YAAS YOU DIDN'T SAY OCTOPI, WHICH ISN'T A WORD, NOR THE PLURAL OF OCTOPUS!!

And wolves and dogs


----------



## Minene (Jun 7, 2016)

i like the deer, rabbits, and octopus


----------



## Duzzel (Jun 7, 2016)

I love the Wolves and Cats.
But the sheep can be pretty cute as well. It's hard to say though cause I like villagers based more on their personality and design ~


----------



## AccfSally (Jun 8, 2016)

Squirrels, Hamsters, Rabbits, Cats and Sheep


----------



## Mayor Kera (Jun 9, 2016)

Bear cubs, sheep, deer, and squirrels.


----------



## Koden (Jun 9, 2016)

my favourites are cubs and cats c:


----------



## Aleigh (Jun 9, 2016)

Wolves and sheep. I like the squirrels too!


----------



## debinoresu (Jun 9, 2016)

i legit cant pick?? like... if you look at my villagers i guess itd come down to wolves or bunnies but imo i dont really have a favorite


----------



## StikkyEbi (Jun 10, 2016)

I like the dogs best, but I haven't seen many of them. Frogs and cats are pretty cool too.


----------



## Penellope (Jun 10, 2016)

The Hamsters, god do I love Flurry so much...if she ever left me I think I'd cry T~T


----------



## pinkfawn (Jun 11, 2016)

Deer! They're my favorite animals. I also love all the cats and mice.


----------



## Jou (Jun 11, 2016)

Bunnies are the best /o/ Awyeahh


----------



## Shax (Jun 11, 2016)

I love squirrel villagers. The way their tail bounces when they walk is so cute!


----------



## Daydream (Jun 11, 2016)

Hamsters are my favorites.


----------



## vogelbiene (Jun 12, 2016)

I personally love my bird, cub and dog villagers uvu


----------



## IWantPeanut (Jun 13, 2016)

my favourite is squirrels <3 followed by cats and wolves


----------



## korumi (Jun 13, 2016)

I love the deer so much.
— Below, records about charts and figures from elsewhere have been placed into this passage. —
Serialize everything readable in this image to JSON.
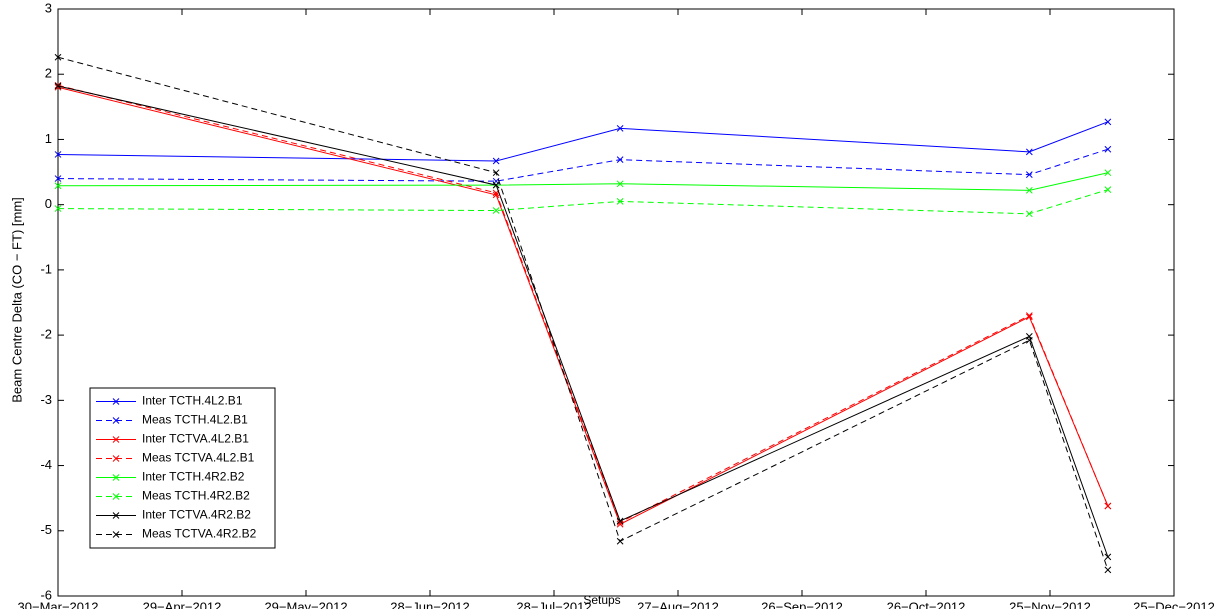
{
  "chart_data": {
    "type": "line",
    "x_label": "Setups",
    "y_label": "Beam Centre Delta (CO − FT) [mm]",
    "x": [
      "2012-03-30",
      "2012-07-14",
      "2012-08-13",
      "2012-11-20",
      "2012-12-09"
    ],
    "xlim": [
      "2012-03-30",
      "2012-12-25"
    ],
    "xticks": [
      {
        "value": "2012-03-30",
        "label": "30−Mar−2012"
      },
      {
        "value": "2012-04-29",
        "label": "29−Apr−2012"
      },
      {
        "value": "2012-05-29",
        "label": "29−May−2012"
      },
      {
        "value": "2012-06-28",
        "label": "28−Jun−2012"
      },
      {
        "value": "2012-07-28",
        "label": "28−Jul−2012"
      },
      {
        "value": "2012-08-27",
        "label": "27−Aug−2012"
      },
      {
        "value": "2012-09-26",
        "label": "26−Sep−2012"
      },
      {
        "value": "2012-10-26",
        "label": "26−Oct−2012"
      },
      {
        "value": "2012-11-25",
        "label": "25−Nov−2012"
      },
      {
        "value": "2012-12-25",
        "label": "25−Dec−2012"
      }
    ],
    "ylim": [
      -6,
      3
    ],
    "yticks": [
      -6,
      -5,
      -4,
      -3,
      -2,
      -1,
      0,
      1,
      2,
      3
    ],
    "legend": "lower left",
    "marker": "x",
    "series": [
      {
        "name": "Inter TCTH.4L2.B1",
        "color": "#0000ff",
        "linestyle": "solid",
        "values": [
          0.77,
          0.67,
          1.17,
          0.81,
          1.27
        ]
      },
      {
        "name": "Meas TCTH.4L2.B1",
        "color": "#0000ff",
        "linestyle": "dashed",
        "values": [
          0.4,
          0.36,
          0.69,
          0.46,
          0.85
        ]
      },
      {
        "name": "Inter TCTVA.4L2.B1",
        "color": "#ff0000",
        "linestyle": "solid",
        "values": [
          1.8,
          0.15,
          -4.9,
          -1.72,
          -4.62
        ]
      },
      {
        "name": "Meas TCTVA.4L2.B1",
        "color": "#ff0000",
        "linestyle": "dashed",
        "values": [
          1.83,
          0.18,
          -4.87,
          -1.7,
          -4.62
        ]
      },
      {
        "name": "Inter TCTH.4R2.B2",
        "color": "#00ff00",
        "linestyle": "solid",
        "values": [
          0.29,
          0.3,
          0.32,
          0.22,
          0.49
        ]
      },
      {
        "name": "Meas TCTH.4R2.B2",
        "color": "#00ff00",
        "linestyle": "dashed",
        "values": [
          -0.06,
          -0.09,
          0.05,
          -0.14,
          0.23
        ]
      },
      {
        "name": "Inter TCTVA.4R2.B2",
        "color": "#000000",
        "linestyle": "solid",
        "values": [
          1.82,
          0.3,
          -4.85,
          -2.02,
          -5.4
        ]
      },
      {
        "name": "Meas TCTVA.4R2.B2",
        "color": "#000000",
        "linestyle": "dashed",
        "values": [
          2.26,
          0.49,
          -5.16,
          -2.08,
          -5.6
        ]
      }
    ]
  }
}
The wolves and octopuses (octopi??) are also so cute.


----------



## MorningStar (Jun 13, 2016)

Wolves, deer, most of the alligator, and most of the cats.


----------



## Torterraxe (Jun 16, 2016)

Wolves, cats, alligators.....
CANT DECIDEEEEE


----------



## guardgirl (Jun 16, 2016)

Wolves, dogs and squirrels are my favorite, though the cats and bunnies deserve an honorable mention.


----------